Por su parte, la defensa, ejercida por el abogado Nery Villalba, solicitó una pena de 3 años y 7 meses, equivalente al tiempo que, según planteó, su defendida ya llevaba privada de libertad, con la intención de que la sanción fuera considerada compurgada.

El Tribunal sostuvo que la acusada tuvo un “gran despliegue de energía criminal” por las cuatro acciones de colaboración posteriores al asesinato: facilitar los elementos para limpiar el vehículo, acompañar el abandono del automóvil, regresar a la escena del crimen para buscar evidencias y acudir hasta el cadáver para arrojarle cal.

En contrapartida, los magistrados tuvieron especialmente en cuenta las circunstancias personales de Ruiz Díaz. La sentencia destaca que actualmente es madre y estudiante universitaria, condiciones que, a criterio del Tribunal, muestran una perspectiva positiva de reinserción social.

Ruiz Díaz deberá cumplir la condena en el Complejo Penitenciario de Mujeres Privadas de Libertad (COMPLE) o en otro establecimiento adecuado. El Tribunal también mantuvo la prisión preventiva que pesa sobre ella desde el 26 de enero de 2023 hasta que la nueva sentencia quede firme, al señalar que no surgieron circunstancias que justificaran modificar la medida y que, ante la magnitud de la pena, persiste el peligro de fuga.

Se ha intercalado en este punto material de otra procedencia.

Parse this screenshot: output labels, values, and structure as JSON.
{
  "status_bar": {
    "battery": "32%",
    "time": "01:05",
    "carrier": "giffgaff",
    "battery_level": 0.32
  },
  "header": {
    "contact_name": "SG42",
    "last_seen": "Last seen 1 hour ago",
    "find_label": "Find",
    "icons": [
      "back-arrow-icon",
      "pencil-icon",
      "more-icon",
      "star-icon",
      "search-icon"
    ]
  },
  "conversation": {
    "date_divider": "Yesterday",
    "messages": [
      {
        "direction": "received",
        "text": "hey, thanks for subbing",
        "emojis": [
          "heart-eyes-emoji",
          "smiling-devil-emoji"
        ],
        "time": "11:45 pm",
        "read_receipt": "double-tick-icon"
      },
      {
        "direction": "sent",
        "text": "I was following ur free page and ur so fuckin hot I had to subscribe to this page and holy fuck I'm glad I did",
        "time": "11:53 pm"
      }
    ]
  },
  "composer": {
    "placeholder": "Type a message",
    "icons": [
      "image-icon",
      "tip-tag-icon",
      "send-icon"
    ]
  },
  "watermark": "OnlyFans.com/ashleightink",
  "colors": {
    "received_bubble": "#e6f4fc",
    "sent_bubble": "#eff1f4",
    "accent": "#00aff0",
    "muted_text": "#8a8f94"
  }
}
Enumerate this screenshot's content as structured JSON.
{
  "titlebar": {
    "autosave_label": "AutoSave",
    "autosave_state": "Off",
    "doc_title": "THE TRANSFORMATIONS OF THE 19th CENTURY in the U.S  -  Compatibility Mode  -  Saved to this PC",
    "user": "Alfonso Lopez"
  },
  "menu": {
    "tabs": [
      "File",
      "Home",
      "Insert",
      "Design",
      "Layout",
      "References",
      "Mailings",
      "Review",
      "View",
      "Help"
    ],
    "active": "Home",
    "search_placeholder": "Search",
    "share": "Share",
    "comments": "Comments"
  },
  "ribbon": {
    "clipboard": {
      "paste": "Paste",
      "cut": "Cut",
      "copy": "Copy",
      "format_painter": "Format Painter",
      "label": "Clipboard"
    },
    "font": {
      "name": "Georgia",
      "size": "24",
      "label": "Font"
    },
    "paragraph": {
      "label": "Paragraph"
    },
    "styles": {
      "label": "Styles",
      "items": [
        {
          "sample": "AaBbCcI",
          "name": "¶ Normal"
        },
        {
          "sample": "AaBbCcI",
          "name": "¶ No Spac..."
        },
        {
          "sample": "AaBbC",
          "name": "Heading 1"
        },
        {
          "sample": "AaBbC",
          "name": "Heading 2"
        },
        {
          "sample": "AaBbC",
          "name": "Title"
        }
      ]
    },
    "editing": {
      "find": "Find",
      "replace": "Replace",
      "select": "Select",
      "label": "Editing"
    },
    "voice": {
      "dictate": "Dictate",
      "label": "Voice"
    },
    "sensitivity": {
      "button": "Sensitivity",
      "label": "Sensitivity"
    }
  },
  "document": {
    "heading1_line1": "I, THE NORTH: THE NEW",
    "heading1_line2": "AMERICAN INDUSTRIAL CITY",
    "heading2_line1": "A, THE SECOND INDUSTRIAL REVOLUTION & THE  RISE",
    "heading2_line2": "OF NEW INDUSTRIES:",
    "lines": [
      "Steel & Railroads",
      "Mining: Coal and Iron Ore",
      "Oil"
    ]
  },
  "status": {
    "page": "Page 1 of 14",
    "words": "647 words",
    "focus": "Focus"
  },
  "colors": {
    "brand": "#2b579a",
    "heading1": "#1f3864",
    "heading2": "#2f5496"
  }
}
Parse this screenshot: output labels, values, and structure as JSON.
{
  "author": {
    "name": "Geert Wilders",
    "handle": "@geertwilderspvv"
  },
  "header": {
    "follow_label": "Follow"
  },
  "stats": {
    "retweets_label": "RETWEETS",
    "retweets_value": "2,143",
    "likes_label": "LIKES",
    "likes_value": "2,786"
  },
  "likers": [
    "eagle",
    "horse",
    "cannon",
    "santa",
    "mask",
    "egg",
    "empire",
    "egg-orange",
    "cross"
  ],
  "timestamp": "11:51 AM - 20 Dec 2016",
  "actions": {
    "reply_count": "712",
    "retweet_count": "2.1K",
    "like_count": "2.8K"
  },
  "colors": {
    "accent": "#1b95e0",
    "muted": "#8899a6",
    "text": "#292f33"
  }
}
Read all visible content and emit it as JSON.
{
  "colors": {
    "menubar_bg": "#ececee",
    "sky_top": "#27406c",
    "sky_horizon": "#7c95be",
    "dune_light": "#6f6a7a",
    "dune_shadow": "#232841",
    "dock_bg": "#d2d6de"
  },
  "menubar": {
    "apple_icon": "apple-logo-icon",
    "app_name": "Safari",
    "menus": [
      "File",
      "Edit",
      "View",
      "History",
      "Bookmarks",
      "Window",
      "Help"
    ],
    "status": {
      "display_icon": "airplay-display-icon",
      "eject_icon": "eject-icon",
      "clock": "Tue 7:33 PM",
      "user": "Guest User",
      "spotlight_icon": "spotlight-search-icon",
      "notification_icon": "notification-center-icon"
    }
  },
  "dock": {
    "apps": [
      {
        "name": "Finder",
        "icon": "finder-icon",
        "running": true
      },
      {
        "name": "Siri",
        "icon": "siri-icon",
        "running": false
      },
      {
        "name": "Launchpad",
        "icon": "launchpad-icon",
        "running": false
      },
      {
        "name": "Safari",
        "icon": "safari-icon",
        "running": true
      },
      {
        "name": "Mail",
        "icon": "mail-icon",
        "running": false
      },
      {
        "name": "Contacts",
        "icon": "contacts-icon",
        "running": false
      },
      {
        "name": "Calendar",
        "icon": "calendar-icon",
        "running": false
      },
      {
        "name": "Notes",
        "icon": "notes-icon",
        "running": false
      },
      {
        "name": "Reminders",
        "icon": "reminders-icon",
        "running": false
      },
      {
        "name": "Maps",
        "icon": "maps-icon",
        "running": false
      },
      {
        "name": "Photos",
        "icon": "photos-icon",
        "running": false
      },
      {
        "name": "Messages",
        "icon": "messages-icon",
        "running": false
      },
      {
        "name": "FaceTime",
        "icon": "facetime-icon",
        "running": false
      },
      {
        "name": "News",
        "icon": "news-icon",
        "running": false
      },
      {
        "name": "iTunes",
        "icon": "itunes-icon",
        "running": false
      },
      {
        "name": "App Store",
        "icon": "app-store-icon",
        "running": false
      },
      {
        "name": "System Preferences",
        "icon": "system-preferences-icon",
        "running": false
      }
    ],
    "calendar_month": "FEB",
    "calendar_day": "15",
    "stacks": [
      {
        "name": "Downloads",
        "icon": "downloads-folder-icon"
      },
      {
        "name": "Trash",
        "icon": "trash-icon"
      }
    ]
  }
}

En cuanto a Oliver Daniel Lezcano Galeano, autor material del homicidio, el documento refiere que recibió una condena de 18 años de pena privativa de libertad, sanción que no fue objeto de este nuevo juicio.

Homicidio de Líder Ríos

Los hechos considerados probados establecen que en la noche del 12 de enero de 2023, el entonces policía Oliver Daniel Lezcano Galeano solicitó un viaje a través de la plataforma Bolt. El conductor era Líder Javier Ríos Cañete, militar que realizaba viajes mediante la aplicación durante sus horas libres.

Ríos trasladó a Lezcano desde Luque hasta inmediaciones de Plaza España, en Asunción. Cerca de las 23:00 se produjo una discusión dentro del automóvil y Lezcano, que se encontraba detrás del conductor, utilizó su arma reglamentaria, una pistola Glock calibre 9 mm, para disparar a Ríos en la cabeza, provocándole la muerte.

Posteriormente, Lezcano trasladó el cuerpo y lo abandonó entre matorrales en una zona descampada de la Costanera de Asunción, para luego dirigirse con el automóvil de la víctima hasta la vivienda que compartía con Ada Ruiz Díaz.

Según los hechos establecidos judicialmente, en ese lugar Lezcano pidió a su pareja que preparara un balde con agua y detergente, que utilizó para limpiar el interior del vehículo y eliminar posibles rastros de sangre. También tomó una bolsa de cal que pertenecía al padre de Ruiz Díaz.